Even though the Baader Venus filter filter bandpass is only 60nm wide, the change in atmospheric refraction with wavelength is dispersion is high at these shorter wavelengths. As a result you get some vertical smearing as the atmosphere acts like a giant prism.

Note on the R image the sharp right hand side (vertical edge) but the blurred bottom edge (hztl). Also note the asymmetric horns that result too from not correcting for the dispersion.
Martin

Comments

Peter the Fraudfinder's picture

Martin

That is fascinating.  I have an ADC but have been deliberately avoiding using it on Venus with the Baader UV filter as I thought that any additional glass reduces the amount of UV that will get through.

If I get an othe rchance soon I will try with the ADC.

Peter

Fossil Light's picture

Hi Peter,
Some makes will attenuate the UV more than others. Compare with and without the ADC at the same camera settings to see how much it impacts the brightness (but keep the same Barlow to camera spacing otherwise the image scale will be thrown out affecting the image brightness).

If the image is 30% dimmer just record for 30% longer and the signal to noise in the stacked image will be identical to before!
Cheers
Martin

Peter the Fraudfinder's picture

Thanks, Martin

That is very helpful.   I use a Pierre Astro ADC I bought some years ago.   I have been avoiding Barlows on Venus for the same reason - I still get a nice image scale at the moment with the 14inch at f/10 and it means I can run the camera at 200-250 frames per second even with the Baader U Venus fiiter - getting the pick of the seeing with it.   I have certainly been picking up more cloud detail than with a Barlow or PowerMate in the past.

Peter

Fossil Light's picture

Is your Pierro  Astro ADC the UV transmissive version? Early on there were two versions sold but now they just do the version which extends into the UV with fused silica prisms and UV transmissive coatings.    

Martin           

Peter the Fraudfinder's picture

Martin

That is a question I can't answer unless you know a means of checking by examining it.  I bought it before my current computer and email records (which go back to 2013) and at the time it was one of only three ADCs available in Europe.
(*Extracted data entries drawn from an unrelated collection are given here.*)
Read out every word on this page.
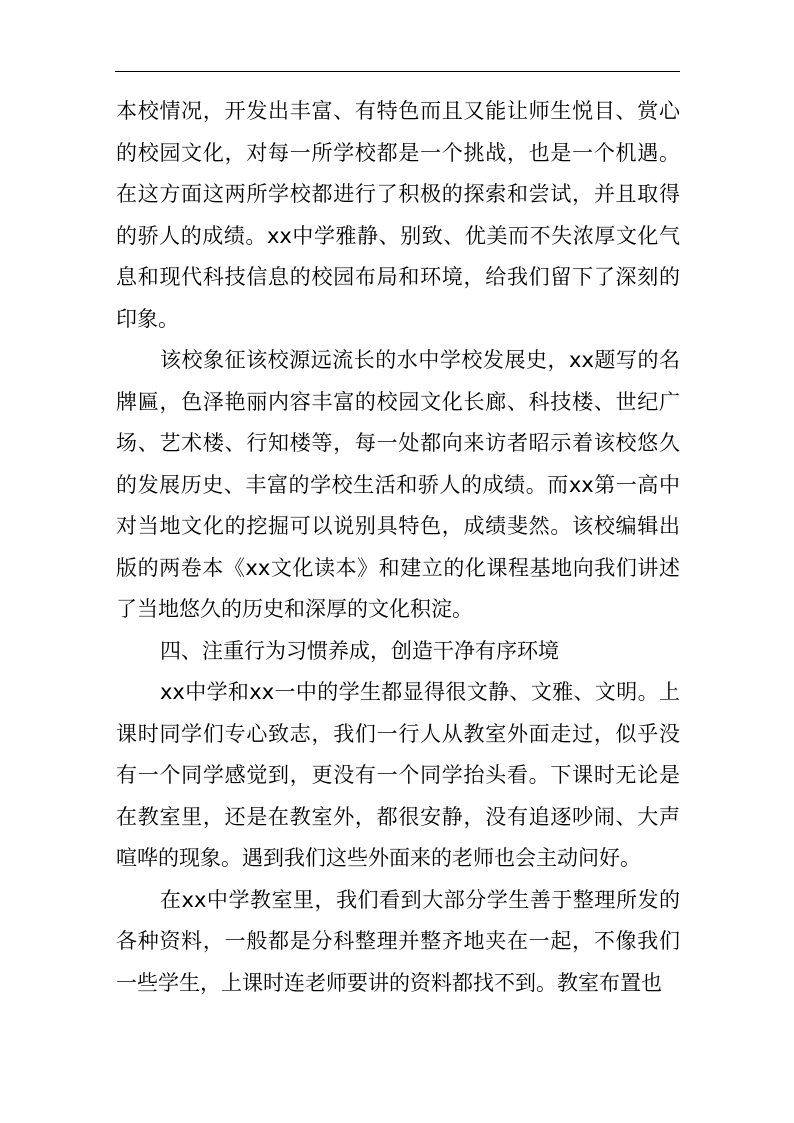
本校情况，开发出丰富、有特色而且又能让师生悦目、赏心的校园文化，对每一所学校都是一个挑战，也是一个机遇。在这方面这两所学校都进行了积极的探索和尝试，并且取得的骄人的成绩。xx中学雅静、别致、优美而不失浓厚文化气息和现代科技信息的校园布局和环境，给我们留下了深刻的印象。

该校象征该校源远流长的水中学校发展史，xx题写的名牌匾，色泽艳丽内容丰富的校园文化长廊、科技楼、世纪广场、艺术楼、行知楼等，每一处都向来访者昭示着该校悠久的发展历史、丰富的学校生活和骄人的成绩。而xx第一高中对当地文化的挖掘可以说别具特色，成绩斐然。该校编辑出版的两卷本《xx文化读本》和建立的化课程基地向我们讲述了当地悠久的历史和深厚的文化积淀。

四、注重行为习惯养成，创造干净有序环境

xx中学和xx一中的学生都显得很文静、文雅、文明。上课时同学们专心致志，我们一行人从教室外面走过，似乎没有一个同学感觉到，更没有一个同学抬头看。下课时无论是在教室里，还是在教室外，都很安静，没有追逐吵闹、大声喧哗的现象。遇到我们这些外面来的老师也会主动问好。

在xx中学教室里，我们看到大部分学生善于整理所发的各种资料，一般都是分科整理并整齐地夹在一起，不像我们一些学生，上课时连老师要讲的资料都找不到。教室布置也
There was a rival at around £550 and another at a mind numbing price (£999) but the Pierro Astro version I bought was (from memory) a more 'reasonable' £450.   UV wasn't on my radar at the time so I didn't notice - I wanted it for Jupiter, Saturn and Mars with my then 12inch SCT. I hadn't considered clouds on Venus as a viable imaging option.  I bought the 12inch in late 2008 so the ADC could have been bought any time between 2009 and 2012.